Sakai Wellington Educational Exchange 2015
For just over 20 years, Wellington and Sakai have been sister cities. And for 20 years, the Wellington Nakano Educational Society (see WNES on Facebook) has been exchanging young secondary school students between schools and families here and in Sakai. Over this time 400 students have participated in the programme.
In the latest round Wellington College and Newlands College have hosted 26 fourteen-year-olds over two weeks from the end of July. The main features of the programme are the home-stay arrangements, time in the schools and excursions around Wellington.

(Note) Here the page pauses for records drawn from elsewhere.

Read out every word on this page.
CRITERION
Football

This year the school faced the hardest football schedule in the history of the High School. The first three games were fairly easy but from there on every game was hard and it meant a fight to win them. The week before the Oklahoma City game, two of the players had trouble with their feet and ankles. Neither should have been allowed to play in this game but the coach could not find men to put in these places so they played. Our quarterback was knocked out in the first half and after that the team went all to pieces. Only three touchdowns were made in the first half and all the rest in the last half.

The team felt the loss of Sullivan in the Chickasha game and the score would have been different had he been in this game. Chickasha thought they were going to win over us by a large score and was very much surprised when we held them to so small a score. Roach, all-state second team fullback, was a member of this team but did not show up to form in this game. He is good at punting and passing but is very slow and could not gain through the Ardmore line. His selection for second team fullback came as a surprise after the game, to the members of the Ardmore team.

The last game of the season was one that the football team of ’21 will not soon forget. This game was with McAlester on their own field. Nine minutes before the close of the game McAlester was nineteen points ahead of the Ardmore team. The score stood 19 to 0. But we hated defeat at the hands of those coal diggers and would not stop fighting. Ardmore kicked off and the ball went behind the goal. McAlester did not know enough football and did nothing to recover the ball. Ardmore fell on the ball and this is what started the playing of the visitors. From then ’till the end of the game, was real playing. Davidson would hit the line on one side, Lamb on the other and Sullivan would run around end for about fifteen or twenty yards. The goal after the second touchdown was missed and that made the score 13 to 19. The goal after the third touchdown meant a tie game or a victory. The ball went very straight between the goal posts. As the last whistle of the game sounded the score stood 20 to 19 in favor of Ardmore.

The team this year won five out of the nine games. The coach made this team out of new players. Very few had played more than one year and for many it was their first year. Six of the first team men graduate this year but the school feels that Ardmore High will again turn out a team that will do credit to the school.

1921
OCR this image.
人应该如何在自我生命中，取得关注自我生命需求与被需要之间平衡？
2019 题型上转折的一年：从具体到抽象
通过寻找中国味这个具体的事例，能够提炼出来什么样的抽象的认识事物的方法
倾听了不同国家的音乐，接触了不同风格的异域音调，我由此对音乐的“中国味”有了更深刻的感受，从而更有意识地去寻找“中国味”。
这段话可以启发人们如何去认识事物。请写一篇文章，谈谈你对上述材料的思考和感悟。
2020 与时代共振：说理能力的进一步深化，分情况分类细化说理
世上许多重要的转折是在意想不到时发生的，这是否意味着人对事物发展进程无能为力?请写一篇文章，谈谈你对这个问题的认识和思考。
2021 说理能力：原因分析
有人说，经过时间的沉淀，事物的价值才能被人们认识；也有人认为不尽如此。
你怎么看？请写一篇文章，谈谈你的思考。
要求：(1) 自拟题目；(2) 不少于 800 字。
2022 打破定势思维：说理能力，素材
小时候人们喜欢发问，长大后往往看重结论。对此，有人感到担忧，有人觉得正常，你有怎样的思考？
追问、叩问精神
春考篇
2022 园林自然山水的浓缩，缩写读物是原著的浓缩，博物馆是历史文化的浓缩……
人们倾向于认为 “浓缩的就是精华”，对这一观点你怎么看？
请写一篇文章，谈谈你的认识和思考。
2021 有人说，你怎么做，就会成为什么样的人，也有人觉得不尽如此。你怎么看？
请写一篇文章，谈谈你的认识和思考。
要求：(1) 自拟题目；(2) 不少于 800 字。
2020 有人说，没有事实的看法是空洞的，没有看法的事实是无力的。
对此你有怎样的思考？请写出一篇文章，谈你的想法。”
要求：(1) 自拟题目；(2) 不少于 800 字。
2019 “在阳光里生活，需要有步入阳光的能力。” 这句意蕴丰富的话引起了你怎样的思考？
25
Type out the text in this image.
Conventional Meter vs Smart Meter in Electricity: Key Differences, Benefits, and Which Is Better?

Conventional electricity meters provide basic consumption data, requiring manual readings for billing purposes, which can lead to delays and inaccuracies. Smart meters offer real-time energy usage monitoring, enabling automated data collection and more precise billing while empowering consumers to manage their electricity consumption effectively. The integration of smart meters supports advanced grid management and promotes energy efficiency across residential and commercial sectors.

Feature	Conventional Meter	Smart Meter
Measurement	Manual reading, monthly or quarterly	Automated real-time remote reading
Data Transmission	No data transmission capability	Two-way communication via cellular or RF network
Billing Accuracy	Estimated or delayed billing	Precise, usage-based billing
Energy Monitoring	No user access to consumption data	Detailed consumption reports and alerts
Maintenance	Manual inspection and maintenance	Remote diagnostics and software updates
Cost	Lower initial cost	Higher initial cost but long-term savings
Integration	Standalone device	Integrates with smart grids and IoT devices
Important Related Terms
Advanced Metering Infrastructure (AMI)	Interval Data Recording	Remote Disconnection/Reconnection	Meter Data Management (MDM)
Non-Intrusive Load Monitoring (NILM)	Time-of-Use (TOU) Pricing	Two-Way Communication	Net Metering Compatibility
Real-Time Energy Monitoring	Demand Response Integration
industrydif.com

The most important part of the exchange every year for the students of both cities is that they stay in family homes, live within families, experience how their host brothers and sisters study and have fun; see the busy work schedules of the parents; and enjoy the hobbies and entertainment. The best way for a young person to learn something about another culture is to live for a while with a family in that other country. Despite language barriers, the guests quickly learn the conventions of normal weekday home life and then are usually treated to the local tourist highlights in the weekends.
In the first week, the visitors are split up between the two host schools. The schools provide a Kiwi cultural welcome. The students attend normal classes where, it has to be said, they may be slightly at a loss, and they are provided with specific ESOL classes.
In the second week we showcase what New Zealand does best, some outdoor experiences, albeit in the dead of winter. The students spend three days in the Wairarapa, climbing, tramping, high wire balancing, and sightseeing. On their last day back in Wellington they visit Zealandia (this year with a sighting of the amazing kakapo, Sirocco) and rides horses in the Ohariu Valley, courtesy of the Wellington Sakai Association. Many of our guests have never seen a horse in the flesh, let alone ridden one.
The students of the first Wellington-Sakai exchange are now 35 years of age. None of them will have forgotten their positive experience in Sakai and in Wellington in 1994. Many of them are now moving up the management ladder, making decisions in business and government and health and education – to name but a few professions. Their careers are accelerating at precisely the time that new technology such as social media and easier international communication means the sister city relationship can move ahead.
Like sister city arrangements, educational exchanges are not about short term payoffs or even medium term government policies. Their benefits come over decades, and it's thanks to wisdom of leaders and officials in both cities that the exchange has been so successful over the past two decades.
The final event is a farewell dinner, this year addressed by the Wellington Mayor Celia Wade-Brown. A spokesperson for the students made a thankyou speech and the whole visitor group performed a fishing dance. It’s always striking how close are the friendships that have been quickly established between the students and their host siblings. The evening finishes very slowly with innumerable happy group photos.